I don’t know anyone who would suggest that mainliners are actually the center, and evangelicals and fundamentalists both take up the right, do you? Who would be so jaded as to claim that the religiously unaffiliated are actually the liberals, much less that they’ve come to their liberalism through rejecting contemporary evangelicals’ rich and well-earned reputation for being less a religious movement than a political brand for conservative, white, and supremely resentful Christians?
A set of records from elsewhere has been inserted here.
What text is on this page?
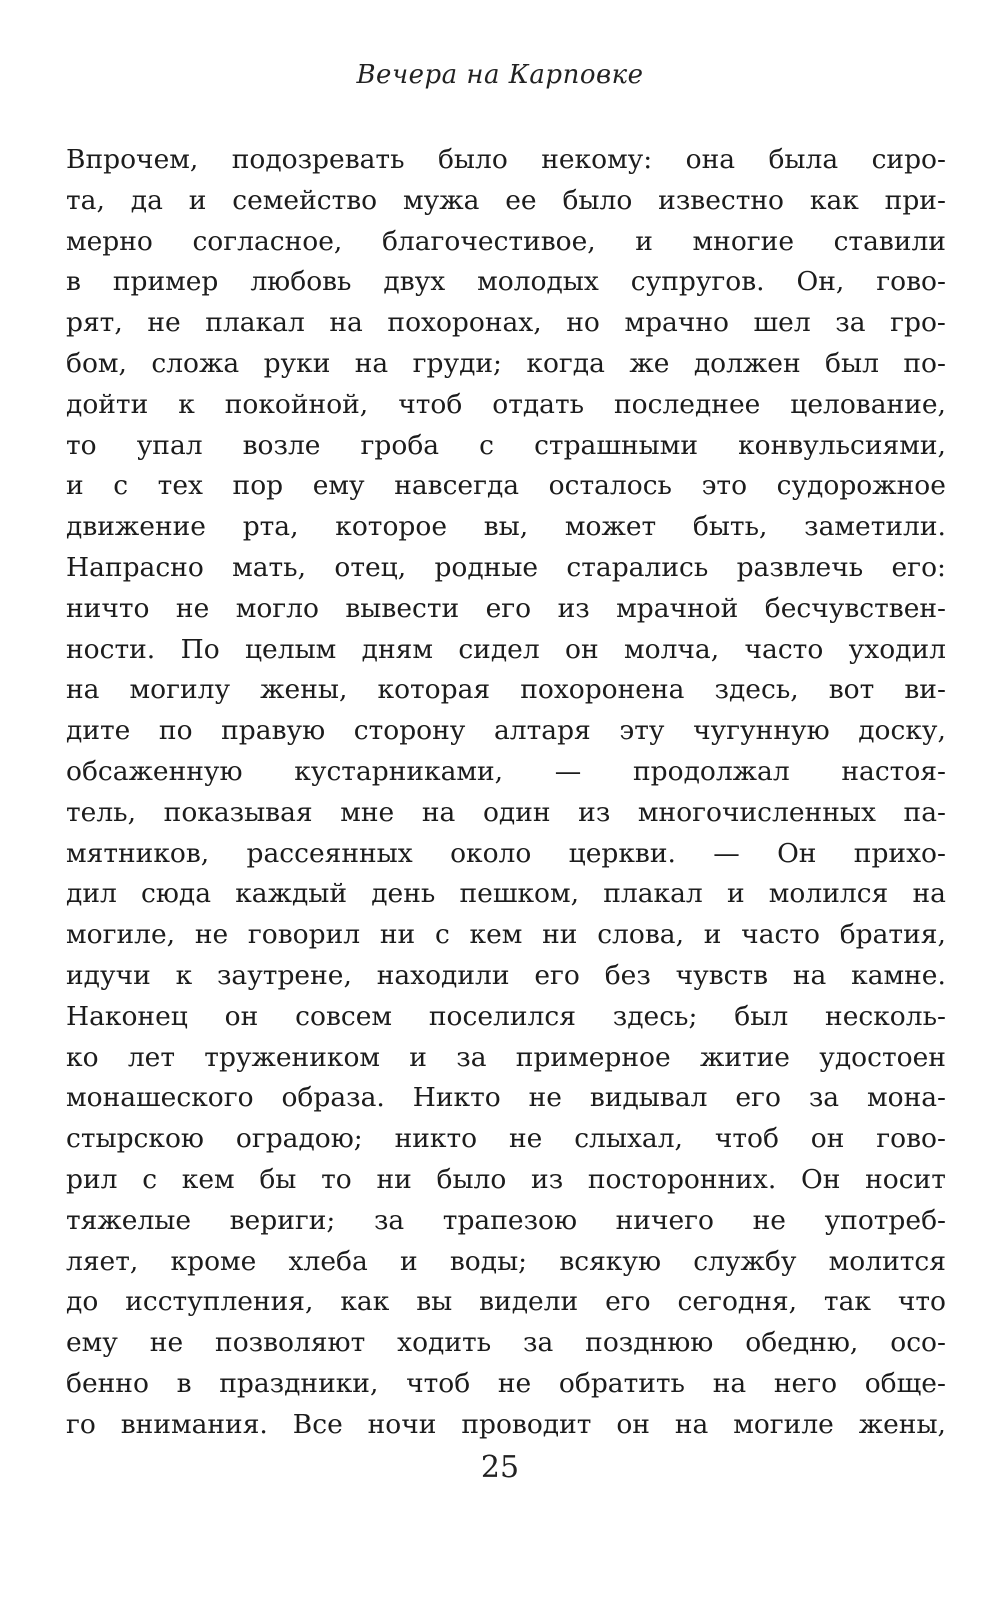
Вечера на Карповке
Впрочем, подозревать было некому: она была сиро-
та, да и семейство мужа ее было известно как при-
мерно согласное, благочестивое, и многие ставили
в пример любовь двух молодых супругов. Он, гово-
рят, не плакал на похоронах, но мрачно шел за гро-
бом, сложа руки на груди; когда же должен был по-
дойти к покойной, чтоб отдать последнее целование,
то упал возле гроба с страшными конвульсиями,
и с тех пор ему навсегда осталось это судорожное
движение рта, которое вы, может быть, заметили.
Напрасно мать, отец, родные старались развлечь его:
ничто не могло вывести его из мрачной бесчувствен-
ности. По целым дням сидел он молча, часто уходил
на могилу жены, которая похоронена здесь, вот ви-
дите по правую сторону алтаря эту чугунную доску,
обсаженную кустарниками, — продолжал настоя-
тель, показывая мне на один из многочисленных па-
мятников, рассеянных около церкви. — Он прихо-
дил сюда каждый день пешком, плакал и молился на
могиле, не говорил ни с кем ни слова, и часто братия,
идучи к заутрене, находили его без чувств на камне.
Наконец он совсем поселился здесь; был несколь-
ко лет тружеником и за примерное житие удостоен
монашеского образа. Никто не видывал его за мона-
стырскою оградою; никто не слыхал, чтоб он гово-
рил с кем бы то ни было из посторонних. Он носит
тяжелые вериги; за трапезою ничего не употреб-
ляет, кроме хлеба и воды; всякую службу молится
до исступления, как вы видели его сегодня, так что
ему не позволяют ходить за позднюю обедню, осо-
бенно в праздники, чтоб не обратить на него обще-
го внимания. Все ночи проводит он на могиле жены,
25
Why, a debased person like that might go so far as to suggest that if evangelicals don’t want to be associated with Trump, they ought to let go of public relations strategies or the bromides they learned in Sunday School and look into repenting of their sins and changing the sociology of their movement! He (hypothetically) might even say that, given the myopia and reluctance to face up to the demonstrated character of the vast majority of the evangelical movement, this week’s meeting at Wheaton won’t accomplish much of anything.

Well, that’s it for today’s installment of “Watch Evangelicals Desperately Squirm To Avoid Being Blamed For The Consistent Pattern Of Rigid Sexual Authoritarianism And Barely-Concealed Racism Of Their Community!” See you next time! Don’t worry readerinos, it won’t be long!

Update 3/18: Indeed, looks like we’ll need another conference sooner rather than later. According to PRRI, Trump has hit an all-time high approval rating among white evangelicals: 75%. 58% of them want Trump to be the GOP presidential nominee in 2020. Noticing this is of course cynical as all get-out.